You are viewing a plain text version of this content. The canonical link for it is here.
Posted to dev@lucene.apache.org by St...@ext.cdiscount.com on 2016/02/01 18:14:17 UTC
SolrCloud issues

Hello,

We are currently performing some benchmarks on Solr 5.4.0 and we hit some issues related to SolrCloud and leading to recoveries and inconstancies.
Based on our tests, it seems that this version is less stable under pressure than our previously installed 4.10.4 version.
We were able to mitigate the effects by increasing numRecordsToKeep in the update log and limiting replication bandwidth.
But all problems were not resolved and more worrying it is more difficult to get back a running cluster.
For example we ended up with a situation where on a shard the leader is down and all replicas are active.

We found a particular pattern that leads to a bad cluster state, described here: https://issues.apache.org/jira/browse/SOLR-8129?focusedCommentId=15119905&page=com.atlassian.jira.plugin.system.issuetabpanels:comment-tabpanel#comment-15119905

There are also a lot of open issues (or resolved in version 5.5) related to SolrCloud / Zookeeper / Replications.

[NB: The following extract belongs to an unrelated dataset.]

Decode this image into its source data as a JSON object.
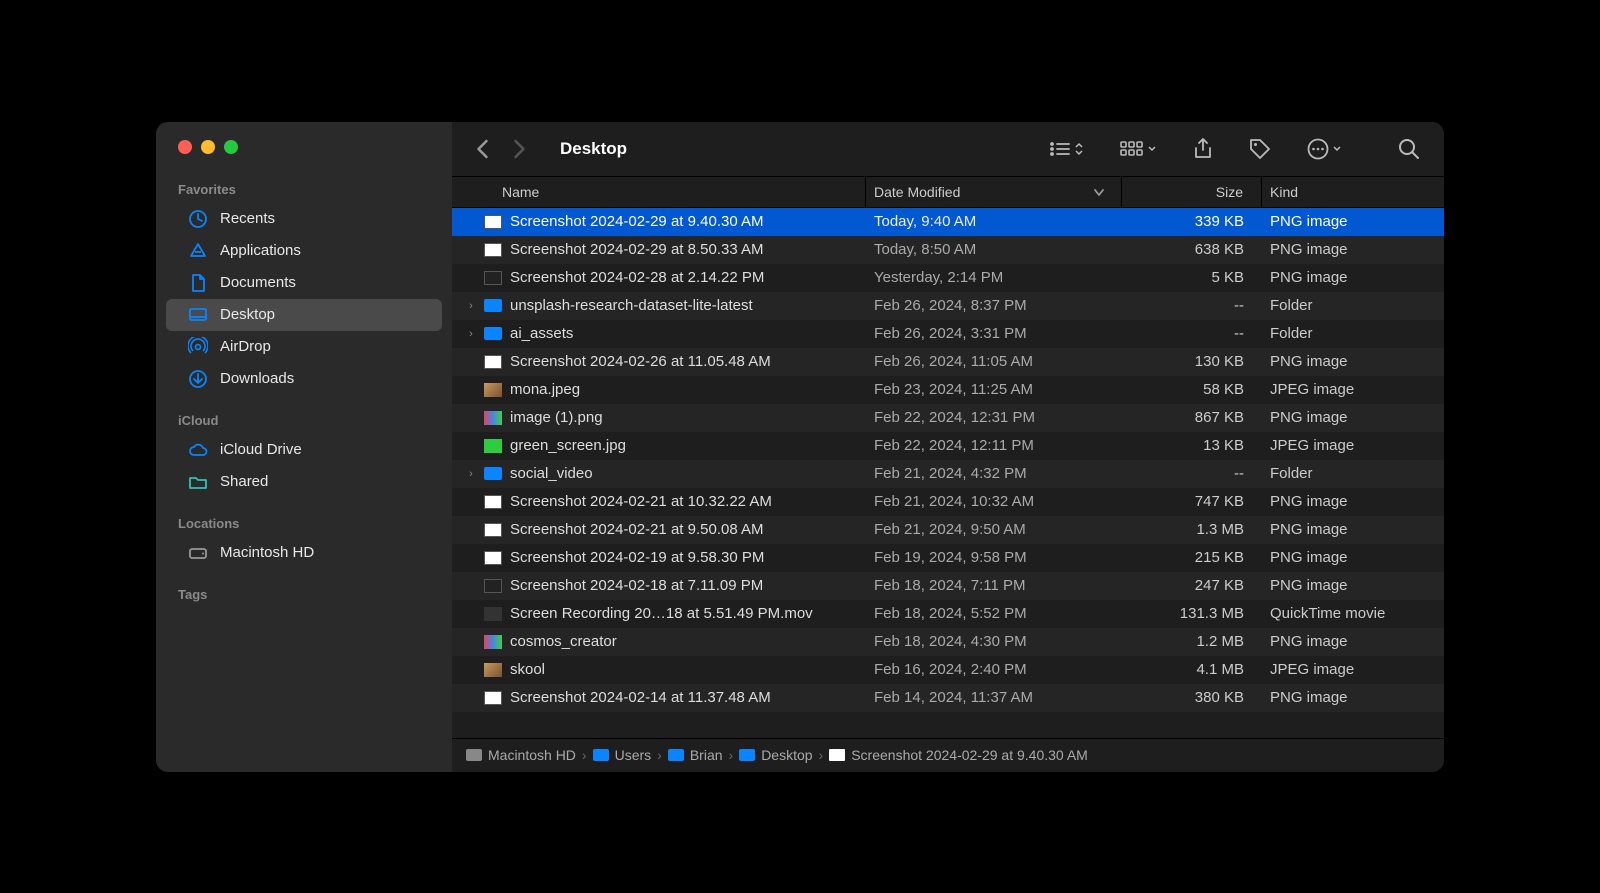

Here is a (non exhaustive) list I could gather from JIRA:





SOLR-8129<https://issues.apache.org/jira/browse/SOLR-8129>


HdfsChaosMonkeyNothingIsSafeTest failures<https://issues.apache.org/jira/browse/SOLR-8129>

SOLR-8461<https://issues.apache.org/jira/browse/SOLR-8461>


CloudSolrStream and ParallelStream can choose replicas that are not active<https://issues.apache.org/jira/browse/SOLR-8461>

SOLR-8619<https://issues.apache.org/jira/browse/SOLR-8619>


A new replica should not become leader when all current replicas are down as it leads to data loss<https://issues.apache.org/jira/browse/SOLR-8619>

SOLR-3274<https://issues.apache.org/jira/browse/SOLR-3274>


ZooKeeper related SolrCloud problems<https://issues.apache.org/jira/browse/SOLR-3274>

SOLR-6406<https://issues.apache.org/jira/browse/SOLR-6406>


ConcurrentUpdateSolrServer hang in blockUntilFinished.<https://issues.apache.org/jira/browse/SOLR-6406>

SOLR-8173<https://issues.apache.org/jira/browse/SOLR-8173> CLONE - Leader recovery process can select the wrong leader if all replicas for a shard are down and trying to recover as well as lose updates that should have been recovered.<https://issues.apache.org/jira/browse/SOLR-8173>
SOLR-8371<https://issues.apache.org/jira/browse/SOLR-8371>


Try and prevent too many recovery requests from stacking up and clean up some faulty logic.<https://issues.apache.org/jira/browse/SOLR-8371>

SOLR-7121<https://issues.apache.org/jira/browse/SOLR-7121>


Solr nodes should go down based on configurable thresholds and not rely on resource exhaustion<https://issues.apache.org/jira/browse/SOLR-7121>

SOLR-8586<https://issues.apache.org/jira/browse/SOLR-8586>


Implement hash over all documents to check for shard synchronization<https://issues.apache.org/jira/browse/SOLR-8586>



I wonder if all these issues could be treated in a general refactoring of this code instead of individual patches for every issue.
I know that these issues are not easy to reproduce and debug and I'm not aware of all the implications of this kind of work.
We are willing to contribute on this issues although our knowledge of Solr internal might still be weak for such an important part of SolrCloud architecture.
We can provide logs and benchmarks that lead to inconsistencies and/or bad cluster states.
It appears with have a better behaviour when we have a 5 nodes zk cluster than a 3 nodes.
However there are no sign of any problems on ZK when we have these errors in Solr.

Regards,
Stephan